On a reproché à Delphine de Vigan de cultiver le dolorisme et de chercher une sorte de rédemption, voire de résilience, avec son roman. Je ne suis pas d’accord. Même si la souffrance est une constante dans la vie de Lucile et de sa fille Delphine, celle-ci a trouvé le ton, la distance et le sens : le ton qui permet de rendre vivante cette famille si excessive, la distance qui donne aux différents protagonistes le respect et la déférence auxquels chacun a droit, enfin le sens du récit pour décrire une trajectoire pathologique et néanmoins romanesque.

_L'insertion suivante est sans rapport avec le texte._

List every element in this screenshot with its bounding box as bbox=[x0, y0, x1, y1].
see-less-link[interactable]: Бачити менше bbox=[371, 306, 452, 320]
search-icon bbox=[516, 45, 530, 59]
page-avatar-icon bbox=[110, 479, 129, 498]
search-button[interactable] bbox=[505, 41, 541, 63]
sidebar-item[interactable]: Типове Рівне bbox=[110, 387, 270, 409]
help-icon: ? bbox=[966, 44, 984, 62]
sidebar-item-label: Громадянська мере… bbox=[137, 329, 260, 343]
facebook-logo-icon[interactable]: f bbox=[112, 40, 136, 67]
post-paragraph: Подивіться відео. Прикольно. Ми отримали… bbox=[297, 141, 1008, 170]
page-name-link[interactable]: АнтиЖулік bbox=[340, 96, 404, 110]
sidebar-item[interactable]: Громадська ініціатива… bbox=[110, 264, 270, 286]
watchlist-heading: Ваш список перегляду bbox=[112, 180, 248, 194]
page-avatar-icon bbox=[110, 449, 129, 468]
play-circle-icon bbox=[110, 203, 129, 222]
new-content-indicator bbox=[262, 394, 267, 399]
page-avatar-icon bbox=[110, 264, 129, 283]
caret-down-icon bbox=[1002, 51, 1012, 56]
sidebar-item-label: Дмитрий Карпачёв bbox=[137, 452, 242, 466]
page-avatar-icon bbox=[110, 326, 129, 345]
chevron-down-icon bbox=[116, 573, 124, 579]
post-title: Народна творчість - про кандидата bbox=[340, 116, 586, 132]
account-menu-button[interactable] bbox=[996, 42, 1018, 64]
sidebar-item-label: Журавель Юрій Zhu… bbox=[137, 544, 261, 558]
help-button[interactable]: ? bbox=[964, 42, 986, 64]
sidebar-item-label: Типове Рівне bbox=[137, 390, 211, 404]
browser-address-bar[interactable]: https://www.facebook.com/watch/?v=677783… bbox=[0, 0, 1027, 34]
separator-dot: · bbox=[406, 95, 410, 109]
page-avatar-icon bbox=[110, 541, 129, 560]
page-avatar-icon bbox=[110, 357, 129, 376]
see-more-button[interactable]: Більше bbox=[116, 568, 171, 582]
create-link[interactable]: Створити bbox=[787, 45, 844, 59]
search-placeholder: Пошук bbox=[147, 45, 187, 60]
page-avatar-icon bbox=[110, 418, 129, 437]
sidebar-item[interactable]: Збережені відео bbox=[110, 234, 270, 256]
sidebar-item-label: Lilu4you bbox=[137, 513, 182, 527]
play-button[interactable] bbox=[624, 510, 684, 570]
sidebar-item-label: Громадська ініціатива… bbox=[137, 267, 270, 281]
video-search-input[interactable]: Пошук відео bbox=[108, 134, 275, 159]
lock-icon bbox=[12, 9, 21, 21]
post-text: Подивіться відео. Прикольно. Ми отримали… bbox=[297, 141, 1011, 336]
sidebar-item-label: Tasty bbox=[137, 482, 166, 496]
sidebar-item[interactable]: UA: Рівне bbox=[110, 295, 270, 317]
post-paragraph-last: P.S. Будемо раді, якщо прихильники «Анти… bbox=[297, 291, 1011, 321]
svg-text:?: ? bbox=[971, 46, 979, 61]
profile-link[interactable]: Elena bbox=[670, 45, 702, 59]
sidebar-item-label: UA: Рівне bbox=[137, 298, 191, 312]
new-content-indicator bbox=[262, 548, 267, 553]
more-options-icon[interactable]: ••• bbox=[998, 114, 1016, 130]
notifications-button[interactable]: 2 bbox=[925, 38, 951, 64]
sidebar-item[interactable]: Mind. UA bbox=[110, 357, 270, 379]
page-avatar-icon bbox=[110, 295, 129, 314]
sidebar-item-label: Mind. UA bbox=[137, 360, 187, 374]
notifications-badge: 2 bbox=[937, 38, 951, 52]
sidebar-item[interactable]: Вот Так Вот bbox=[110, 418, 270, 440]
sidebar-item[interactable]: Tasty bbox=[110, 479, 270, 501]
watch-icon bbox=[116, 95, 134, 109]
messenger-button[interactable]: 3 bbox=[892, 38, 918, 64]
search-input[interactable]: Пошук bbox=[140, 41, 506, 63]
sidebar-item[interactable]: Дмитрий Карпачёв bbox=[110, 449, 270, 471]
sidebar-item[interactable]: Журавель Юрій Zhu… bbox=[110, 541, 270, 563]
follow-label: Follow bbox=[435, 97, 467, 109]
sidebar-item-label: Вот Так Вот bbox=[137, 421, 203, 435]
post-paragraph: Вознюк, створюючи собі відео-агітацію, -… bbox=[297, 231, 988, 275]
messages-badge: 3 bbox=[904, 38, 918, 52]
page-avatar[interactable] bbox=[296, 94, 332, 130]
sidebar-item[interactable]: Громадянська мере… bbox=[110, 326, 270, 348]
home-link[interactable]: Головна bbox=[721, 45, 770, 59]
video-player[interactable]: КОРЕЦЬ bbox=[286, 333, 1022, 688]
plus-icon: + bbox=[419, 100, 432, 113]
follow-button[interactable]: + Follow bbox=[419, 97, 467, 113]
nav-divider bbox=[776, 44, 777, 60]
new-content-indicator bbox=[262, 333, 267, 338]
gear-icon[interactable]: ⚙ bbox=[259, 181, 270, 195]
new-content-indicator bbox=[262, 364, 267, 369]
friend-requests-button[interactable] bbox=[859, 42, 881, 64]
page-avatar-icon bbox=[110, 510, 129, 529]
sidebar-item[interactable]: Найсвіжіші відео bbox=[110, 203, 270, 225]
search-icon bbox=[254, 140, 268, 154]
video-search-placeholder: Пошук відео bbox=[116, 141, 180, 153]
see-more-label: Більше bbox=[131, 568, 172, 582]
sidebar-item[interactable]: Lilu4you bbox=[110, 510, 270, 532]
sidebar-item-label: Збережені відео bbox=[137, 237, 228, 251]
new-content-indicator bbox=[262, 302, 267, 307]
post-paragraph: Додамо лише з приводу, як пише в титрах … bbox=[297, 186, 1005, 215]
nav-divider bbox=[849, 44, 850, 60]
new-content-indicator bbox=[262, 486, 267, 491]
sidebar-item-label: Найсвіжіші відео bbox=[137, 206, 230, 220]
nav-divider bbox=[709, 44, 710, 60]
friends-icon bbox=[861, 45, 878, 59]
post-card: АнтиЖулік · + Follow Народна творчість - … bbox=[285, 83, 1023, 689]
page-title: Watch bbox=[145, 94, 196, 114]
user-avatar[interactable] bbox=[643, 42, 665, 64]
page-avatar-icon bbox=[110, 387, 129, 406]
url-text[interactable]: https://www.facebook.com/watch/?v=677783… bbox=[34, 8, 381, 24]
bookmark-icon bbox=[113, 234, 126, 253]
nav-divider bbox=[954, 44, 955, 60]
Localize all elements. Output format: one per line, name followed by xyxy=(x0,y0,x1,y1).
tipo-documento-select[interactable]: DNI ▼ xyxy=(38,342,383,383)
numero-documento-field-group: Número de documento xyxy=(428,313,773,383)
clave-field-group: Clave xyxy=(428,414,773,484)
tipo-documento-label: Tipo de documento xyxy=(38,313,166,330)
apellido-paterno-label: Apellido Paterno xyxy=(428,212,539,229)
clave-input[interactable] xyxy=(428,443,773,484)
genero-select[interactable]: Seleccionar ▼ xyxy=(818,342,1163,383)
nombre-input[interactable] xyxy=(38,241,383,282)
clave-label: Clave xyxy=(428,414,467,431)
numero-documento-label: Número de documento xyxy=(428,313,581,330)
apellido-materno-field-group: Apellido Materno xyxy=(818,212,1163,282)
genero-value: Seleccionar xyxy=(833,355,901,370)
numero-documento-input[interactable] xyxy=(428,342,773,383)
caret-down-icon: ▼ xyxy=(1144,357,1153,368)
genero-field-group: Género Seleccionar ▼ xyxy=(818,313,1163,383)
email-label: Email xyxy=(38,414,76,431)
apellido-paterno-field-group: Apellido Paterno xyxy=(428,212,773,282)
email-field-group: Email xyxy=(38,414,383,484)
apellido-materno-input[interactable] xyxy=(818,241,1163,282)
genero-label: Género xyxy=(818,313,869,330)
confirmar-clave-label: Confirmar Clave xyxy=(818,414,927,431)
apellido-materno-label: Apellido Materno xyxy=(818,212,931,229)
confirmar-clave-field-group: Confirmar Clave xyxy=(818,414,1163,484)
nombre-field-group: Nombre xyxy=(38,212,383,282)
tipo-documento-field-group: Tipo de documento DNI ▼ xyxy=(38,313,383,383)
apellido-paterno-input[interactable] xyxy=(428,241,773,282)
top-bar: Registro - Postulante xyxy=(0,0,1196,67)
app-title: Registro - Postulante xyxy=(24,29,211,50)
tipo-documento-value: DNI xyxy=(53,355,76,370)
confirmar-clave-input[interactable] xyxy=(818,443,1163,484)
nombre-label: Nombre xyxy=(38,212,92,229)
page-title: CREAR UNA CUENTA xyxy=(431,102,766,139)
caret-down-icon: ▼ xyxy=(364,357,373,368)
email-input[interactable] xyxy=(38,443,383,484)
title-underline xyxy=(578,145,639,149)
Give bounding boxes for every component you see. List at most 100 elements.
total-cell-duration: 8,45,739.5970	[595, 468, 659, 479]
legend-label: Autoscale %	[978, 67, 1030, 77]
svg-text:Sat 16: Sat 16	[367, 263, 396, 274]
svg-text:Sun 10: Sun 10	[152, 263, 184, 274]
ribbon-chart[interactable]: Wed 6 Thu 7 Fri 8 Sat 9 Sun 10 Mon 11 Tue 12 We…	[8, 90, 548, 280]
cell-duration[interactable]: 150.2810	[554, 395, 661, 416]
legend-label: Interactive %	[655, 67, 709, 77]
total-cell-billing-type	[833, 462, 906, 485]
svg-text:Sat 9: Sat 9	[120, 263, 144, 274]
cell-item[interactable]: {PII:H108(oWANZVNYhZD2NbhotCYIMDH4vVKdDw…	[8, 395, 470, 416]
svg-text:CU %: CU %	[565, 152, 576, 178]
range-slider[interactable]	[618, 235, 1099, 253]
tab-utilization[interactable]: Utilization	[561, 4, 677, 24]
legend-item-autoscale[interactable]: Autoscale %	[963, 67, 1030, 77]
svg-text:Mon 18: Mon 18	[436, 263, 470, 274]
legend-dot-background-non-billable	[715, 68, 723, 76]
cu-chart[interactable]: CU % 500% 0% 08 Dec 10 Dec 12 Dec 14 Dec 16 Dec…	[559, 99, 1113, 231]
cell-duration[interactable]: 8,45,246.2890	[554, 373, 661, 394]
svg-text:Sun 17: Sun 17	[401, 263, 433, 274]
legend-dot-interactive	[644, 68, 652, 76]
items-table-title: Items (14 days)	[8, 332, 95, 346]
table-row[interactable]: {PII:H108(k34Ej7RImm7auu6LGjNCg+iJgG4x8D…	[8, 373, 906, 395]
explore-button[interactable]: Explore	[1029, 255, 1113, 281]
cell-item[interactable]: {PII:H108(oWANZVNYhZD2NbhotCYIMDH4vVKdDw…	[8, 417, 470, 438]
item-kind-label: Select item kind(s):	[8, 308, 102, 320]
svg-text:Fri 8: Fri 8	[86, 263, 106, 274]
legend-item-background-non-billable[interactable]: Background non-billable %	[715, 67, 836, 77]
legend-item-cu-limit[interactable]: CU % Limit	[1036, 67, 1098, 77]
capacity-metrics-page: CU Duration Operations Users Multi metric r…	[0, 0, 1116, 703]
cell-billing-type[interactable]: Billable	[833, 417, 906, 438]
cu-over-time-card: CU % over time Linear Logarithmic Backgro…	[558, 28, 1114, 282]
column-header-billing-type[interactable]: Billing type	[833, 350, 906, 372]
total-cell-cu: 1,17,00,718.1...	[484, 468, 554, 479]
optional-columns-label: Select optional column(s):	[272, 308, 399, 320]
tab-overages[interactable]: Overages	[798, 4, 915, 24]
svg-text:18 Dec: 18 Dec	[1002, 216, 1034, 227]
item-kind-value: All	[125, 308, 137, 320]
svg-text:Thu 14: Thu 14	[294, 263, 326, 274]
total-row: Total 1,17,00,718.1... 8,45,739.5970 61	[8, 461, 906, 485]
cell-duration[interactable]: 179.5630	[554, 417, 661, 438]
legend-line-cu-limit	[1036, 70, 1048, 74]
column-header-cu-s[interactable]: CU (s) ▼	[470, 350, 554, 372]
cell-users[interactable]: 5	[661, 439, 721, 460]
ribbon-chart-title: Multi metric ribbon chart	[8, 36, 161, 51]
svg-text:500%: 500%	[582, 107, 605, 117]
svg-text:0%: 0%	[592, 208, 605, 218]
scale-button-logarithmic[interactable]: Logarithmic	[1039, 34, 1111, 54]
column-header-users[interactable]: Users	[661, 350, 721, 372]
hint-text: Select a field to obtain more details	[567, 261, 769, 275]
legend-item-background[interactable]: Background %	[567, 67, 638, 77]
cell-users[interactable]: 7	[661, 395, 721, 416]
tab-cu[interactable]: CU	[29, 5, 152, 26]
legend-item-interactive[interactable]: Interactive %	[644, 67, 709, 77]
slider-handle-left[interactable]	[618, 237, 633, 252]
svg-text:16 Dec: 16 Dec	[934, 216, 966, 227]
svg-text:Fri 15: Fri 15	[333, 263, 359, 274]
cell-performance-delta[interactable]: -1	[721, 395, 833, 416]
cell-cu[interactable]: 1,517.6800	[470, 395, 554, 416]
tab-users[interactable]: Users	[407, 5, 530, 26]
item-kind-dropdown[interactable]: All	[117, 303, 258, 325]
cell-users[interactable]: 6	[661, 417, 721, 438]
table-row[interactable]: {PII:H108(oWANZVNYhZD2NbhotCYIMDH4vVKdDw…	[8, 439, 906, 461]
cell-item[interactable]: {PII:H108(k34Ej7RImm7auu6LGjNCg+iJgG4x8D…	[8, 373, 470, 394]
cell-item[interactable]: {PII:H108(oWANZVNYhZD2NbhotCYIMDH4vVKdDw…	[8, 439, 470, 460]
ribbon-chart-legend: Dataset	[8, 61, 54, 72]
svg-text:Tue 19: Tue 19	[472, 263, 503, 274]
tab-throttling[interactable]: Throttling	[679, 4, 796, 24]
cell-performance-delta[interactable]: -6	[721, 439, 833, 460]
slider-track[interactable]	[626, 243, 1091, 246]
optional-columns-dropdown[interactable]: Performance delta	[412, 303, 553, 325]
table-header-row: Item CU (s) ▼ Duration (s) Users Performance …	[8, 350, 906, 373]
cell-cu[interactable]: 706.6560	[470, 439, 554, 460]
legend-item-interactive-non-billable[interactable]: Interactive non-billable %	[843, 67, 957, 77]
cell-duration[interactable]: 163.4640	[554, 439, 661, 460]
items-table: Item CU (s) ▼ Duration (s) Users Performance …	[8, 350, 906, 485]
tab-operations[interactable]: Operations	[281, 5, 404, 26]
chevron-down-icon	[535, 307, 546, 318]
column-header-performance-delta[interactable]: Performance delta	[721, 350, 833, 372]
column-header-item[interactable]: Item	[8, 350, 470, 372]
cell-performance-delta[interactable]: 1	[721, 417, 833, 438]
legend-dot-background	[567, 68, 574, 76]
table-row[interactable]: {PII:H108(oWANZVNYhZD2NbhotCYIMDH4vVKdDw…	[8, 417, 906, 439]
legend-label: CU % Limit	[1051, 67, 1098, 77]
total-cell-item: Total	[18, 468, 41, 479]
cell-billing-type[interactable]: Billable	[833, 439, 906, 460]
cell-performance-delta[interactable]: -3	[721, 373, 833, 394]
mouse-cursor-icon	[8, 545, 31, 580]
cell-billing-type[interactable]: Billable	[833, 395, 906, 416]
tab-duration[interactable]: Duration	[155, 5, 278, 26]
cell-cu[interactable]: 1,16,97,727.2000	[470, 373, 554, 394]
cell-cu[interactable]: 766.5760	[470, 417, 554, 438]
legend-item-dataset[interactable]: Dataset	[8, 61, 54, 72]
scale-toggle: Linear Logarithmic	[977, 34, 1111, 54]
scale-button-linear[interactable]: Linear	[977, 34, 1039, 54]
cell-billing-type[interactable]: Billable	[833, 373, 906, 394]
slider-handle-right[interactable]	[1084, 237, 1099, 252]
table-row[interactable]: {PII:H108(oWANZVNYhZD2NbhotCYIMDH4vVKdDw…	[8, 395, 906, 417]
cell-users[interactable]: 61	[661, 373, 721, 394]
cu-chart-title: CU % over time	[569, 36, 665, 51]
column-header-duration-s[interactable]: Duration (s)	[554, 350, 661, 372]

On peut souligner, pour nuancer la dimension romanesque, que le récit  de Delphine de Vigan, bien que bavard et souvent anecdotique, n’échappe pas à un excès de froideur apparente, à une lecture un peu trop clinique, de sa famille, de sa mère, et paradoxalement à un manque de recul, de vision analytique et synthétique. Mais c’est un récit et non  un essai, et peut-être est-ce la loi du genre quand on écrit sur ses proches, trouver la bonne distance et se garder de ce qui pourrait passer pour un jugement.